Summing two MPOs calls an eigensolver ?

I have noticed that when I add two MPO’s together, the itensor’s ‘+’ operator end up calling lapack syevr.
This happens even when I set a common bound dimension by using truncate before summing the MPOs. Why does summing requires ED ? I would have expected that summing two MPO’s with the same bond dimension only requires to sum the entries together.

This is critical and surprising because my lanczos code ends up spending most of its time doing trivial steps in lapack syevr instead of doing tensor contractions.

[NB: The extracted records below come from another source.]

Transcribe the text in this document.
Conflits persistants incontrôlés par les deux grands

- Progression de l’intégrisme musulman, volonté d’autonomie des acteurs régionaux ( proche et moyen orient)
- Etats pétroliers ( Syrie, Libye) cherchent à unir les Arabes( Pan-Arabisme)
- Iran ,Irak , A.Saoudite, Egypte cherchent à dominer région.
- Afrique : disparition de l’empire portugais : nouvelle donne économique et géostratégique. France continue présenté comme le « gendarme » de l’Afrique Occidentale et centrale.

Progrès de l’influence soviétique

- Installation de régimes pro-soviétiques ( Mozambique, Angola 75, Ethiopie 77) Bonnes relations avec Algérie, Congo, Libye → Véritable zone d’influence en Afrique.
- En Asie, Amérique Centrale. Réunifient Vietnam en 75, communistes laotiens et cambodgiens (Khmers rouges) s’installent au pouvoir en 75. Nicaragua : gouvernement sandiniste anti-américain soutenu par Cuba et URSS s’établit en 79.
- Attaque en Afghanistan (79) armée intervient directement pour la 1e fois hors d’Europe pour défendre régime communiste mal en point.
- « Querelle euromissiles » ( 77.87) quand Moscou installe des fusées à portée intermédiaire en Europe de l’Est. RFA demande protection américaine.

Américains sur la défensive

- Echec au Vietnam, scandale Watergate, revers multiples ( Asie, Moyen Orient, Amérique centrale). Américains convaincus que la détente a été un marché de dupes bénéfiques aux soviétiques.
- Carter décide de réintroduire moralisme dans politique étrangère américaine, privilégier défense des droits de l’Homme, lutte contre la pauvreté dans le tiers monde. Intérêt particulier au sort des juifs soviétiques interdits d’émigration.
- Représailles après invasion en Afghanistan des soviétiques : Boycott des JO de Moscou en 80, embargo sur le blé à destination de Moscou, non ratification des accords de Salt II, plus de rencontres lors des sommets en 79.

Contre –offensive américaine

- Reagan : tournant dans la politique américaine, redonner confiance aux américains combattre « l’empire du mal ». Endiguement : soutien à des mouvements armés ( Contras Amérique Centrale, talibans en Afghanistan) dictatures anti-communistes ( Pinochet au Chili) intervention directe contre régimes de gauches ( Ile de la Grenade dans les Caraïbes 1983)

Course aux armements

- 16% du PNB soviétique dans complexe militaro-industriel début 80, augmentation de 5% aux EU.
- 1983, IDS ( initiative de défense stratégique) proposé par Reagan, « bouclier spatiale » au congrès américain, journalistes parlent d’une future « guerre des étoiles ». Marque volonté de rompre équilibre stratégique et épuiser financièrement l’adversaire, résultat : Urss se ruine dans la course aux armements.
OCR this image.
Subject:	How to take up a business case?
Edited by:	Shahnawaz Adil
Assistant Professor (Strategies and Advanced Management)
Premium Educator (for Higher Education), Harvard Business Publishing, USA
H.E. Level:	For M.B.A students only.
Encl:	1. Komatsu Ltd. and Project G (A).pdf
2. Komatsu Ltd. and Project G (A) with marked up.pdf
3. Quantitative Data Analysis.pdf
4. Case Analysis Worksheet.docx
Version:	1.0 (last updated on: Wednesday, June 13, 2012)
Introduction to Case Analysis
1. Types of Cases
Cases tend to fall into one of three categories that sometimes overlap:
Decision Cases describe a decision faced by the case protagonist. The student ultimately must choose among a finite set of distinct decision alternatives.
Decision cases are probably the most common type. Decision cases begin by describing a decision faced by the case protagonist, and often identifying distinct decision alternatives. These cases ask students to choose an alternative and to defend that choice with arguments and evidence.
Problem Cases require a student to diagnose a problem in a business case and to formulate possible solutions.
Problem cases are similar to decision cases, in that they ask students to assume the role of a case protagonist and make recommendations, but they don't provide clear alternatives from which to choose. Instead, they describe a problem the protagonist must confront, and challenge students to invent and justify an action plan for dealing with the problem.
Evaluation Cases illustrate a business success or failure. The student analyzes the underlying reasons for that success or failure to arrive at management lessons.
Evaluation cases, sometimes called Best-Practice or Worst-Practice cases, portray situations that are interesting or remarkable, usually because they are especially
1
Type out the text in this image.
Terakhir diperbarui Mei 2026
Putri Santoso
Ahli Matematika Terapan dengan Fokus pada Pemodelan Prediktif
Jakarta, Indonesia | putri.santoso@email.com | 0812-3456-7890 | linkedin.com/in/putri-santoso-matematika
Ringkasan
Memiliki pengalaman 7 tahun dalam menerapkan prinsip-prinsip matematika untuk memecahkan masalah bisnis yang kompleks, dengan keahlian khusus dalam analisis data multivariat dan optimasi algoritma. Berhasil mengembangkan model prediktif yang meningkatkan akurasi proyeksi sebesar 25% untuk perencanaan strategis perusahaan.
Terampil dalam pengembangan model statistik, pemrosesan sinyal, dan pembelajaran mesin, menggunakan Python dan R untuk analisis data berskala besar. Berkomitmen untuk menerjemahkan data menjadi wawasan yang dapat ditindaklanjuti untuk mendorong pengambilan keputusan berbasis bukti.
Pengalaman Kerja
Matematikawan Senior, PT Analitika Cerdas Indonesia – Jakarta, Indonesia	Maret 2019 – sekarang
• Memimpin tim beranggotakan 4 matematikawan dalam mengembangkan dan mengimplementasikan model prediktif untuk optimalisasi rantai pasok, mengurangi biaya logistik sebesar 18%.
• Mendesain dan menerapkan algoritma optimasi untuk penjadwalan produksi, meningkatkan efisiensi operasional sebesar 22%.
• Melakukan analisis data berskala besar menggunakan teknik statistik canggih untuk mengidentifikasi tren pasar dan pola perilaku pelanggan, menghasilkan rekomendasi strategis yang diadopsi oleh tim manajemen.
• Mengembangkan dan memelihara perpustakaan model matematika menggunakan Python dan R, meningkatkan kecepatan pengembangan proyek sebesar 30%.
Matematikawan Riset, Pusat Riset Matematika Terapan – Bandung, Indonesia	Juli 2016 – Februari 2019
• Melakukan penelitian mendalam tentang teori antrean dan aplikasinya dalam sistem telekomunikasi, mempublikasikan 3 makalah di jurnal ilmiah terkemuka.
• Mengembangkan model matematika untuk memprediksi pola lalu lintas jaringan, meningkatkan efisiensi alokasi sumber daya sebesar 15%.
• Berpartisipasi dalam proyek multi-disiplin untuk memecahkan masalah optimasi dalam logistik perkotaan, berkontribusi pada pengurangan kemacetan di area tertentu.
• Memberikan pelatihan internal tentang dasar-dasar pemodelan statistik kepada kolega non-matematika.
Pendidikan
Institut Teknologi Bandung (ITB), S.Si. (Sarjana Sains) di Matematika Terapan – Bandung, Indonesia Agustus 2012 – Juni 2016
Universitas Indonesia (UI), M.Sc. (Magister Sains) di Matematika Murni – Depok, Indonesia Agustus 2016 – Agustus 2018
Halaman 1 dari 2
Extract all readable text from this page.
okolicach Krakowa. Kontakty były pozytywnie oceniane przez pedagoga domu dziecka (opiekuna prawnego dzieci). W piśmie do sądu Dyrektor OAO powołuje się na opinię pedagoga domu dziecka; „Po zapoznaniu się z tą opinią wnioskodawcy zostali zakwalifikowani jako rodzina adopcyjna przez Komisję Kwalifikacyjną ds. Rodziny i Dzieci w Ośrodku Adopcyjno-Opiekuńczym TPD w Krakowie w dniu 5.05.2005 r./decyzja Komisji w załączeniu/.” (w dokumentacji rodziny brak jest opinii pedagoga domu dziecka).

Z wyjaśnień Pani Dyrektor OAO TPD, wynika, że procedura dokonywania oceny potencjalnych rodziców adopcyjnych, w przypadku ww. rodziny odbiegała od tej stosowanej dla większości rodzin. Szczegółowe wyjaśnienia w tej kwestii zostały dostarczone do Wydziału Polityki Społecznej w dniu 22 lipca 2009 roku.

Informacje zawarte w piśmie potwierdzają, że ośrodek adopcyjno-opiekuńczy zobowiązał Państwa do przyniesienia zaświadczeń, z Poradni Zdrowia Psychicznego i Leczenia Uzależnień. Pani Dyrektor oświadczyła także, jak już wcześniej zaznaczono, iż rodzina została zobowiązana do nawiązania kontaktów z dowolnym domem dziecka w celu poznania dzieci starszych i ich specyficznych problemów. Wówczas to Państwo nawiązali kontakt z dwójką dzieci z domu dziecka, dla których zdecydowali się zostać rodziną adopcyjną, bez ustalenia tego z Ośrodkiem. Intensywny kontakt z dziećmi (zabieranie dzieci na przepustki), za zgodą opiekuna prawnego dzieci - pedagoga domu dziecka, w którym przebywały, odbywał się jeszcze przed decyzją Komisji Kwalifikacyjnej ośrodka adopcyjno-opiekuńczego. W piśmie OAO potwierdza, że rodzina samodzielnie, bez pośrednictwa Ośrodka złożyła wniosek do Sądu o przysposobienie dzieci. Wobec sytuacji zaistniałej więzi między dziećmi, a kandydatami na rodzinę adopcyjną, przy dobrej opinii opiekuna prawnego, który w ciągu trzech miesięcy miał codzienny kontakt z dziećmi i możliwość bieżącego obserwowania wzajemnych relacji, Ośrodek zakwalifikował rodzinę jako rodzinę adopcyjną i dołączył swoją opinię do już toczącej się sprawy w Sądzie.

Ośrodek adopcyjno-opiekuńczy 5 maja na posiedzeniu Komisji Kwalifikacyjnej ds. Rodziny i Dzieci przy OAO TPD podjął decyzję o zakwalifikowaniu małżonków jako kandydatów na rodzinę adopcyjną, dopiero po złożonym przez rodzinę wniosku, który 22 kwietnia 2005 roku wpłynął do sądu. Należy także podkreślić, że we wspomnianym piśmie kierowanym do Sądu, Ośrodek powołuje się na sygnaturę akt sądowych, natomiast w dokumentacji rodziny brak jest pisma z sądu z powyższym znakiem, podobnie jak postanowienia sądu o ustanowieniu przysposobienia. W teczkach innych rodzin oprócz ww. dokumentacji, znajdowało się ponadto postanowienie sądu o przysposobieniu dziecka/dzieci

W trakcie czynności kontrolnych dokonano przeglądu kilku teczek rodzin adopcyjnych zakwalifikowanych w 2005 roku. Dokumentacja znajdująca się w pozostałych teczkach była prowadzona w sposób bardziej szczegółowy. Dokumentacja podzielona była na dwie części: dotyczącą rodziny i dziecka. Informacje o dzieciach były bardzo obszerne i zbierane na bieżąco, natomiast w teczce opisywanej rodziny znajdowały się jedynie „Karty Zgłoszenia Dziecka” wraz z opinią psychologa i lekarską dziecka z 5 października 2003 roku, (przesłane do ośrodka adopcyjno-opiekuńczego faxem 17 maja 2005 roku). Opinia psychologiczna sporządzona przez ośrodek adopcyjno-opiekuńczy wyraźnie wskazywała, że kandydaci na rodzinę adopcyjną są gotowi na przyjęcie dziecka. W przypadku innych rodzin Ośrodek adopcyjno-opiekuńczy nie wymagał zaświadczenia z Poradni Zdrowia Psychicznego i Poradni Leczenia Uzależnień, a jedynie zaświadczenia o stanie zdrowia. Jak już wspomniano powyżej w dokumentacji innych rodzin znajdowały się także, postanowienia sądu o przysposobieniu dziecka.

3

Is there a more efficient way to sum two MPOs with the same bond dimension ?

Hi Nichola,
It’s a good question. While it may seem that adding MPO’s would be done by adding the elements of the tensors, that’s actually not the correct mathematical procedure and the correct one is more interesting. The actual procedure is to sum MPO’s A + B, one creates a new MPO C which is block diagonal with the blocks consisting of the tensors of A and B:

So you can see if the bond dimension or rank of the MPO’s is \chi_A and \chi_B, then the bond dimension of C can be as large as \chi_C = \chi_A + \chi_B. But in many cases the bond dimension is less than this, and can even be as small as \chi_C depending on the details of the MPO’s one is summing. To find out the actual bond dimension of C, one has to diagonalize the C tensors and truncate these diagonalizations to the desired accuracy of the sum.

So that is why you see something like syevr running. We aren’t performing “ED” per ses, which is more of a physics term for finding a few dominant eigenvectors very large matrices using techniques like Lanczos. But we are just diagonalizing certain intermediate matrices appearing in a procedure like that sketched above.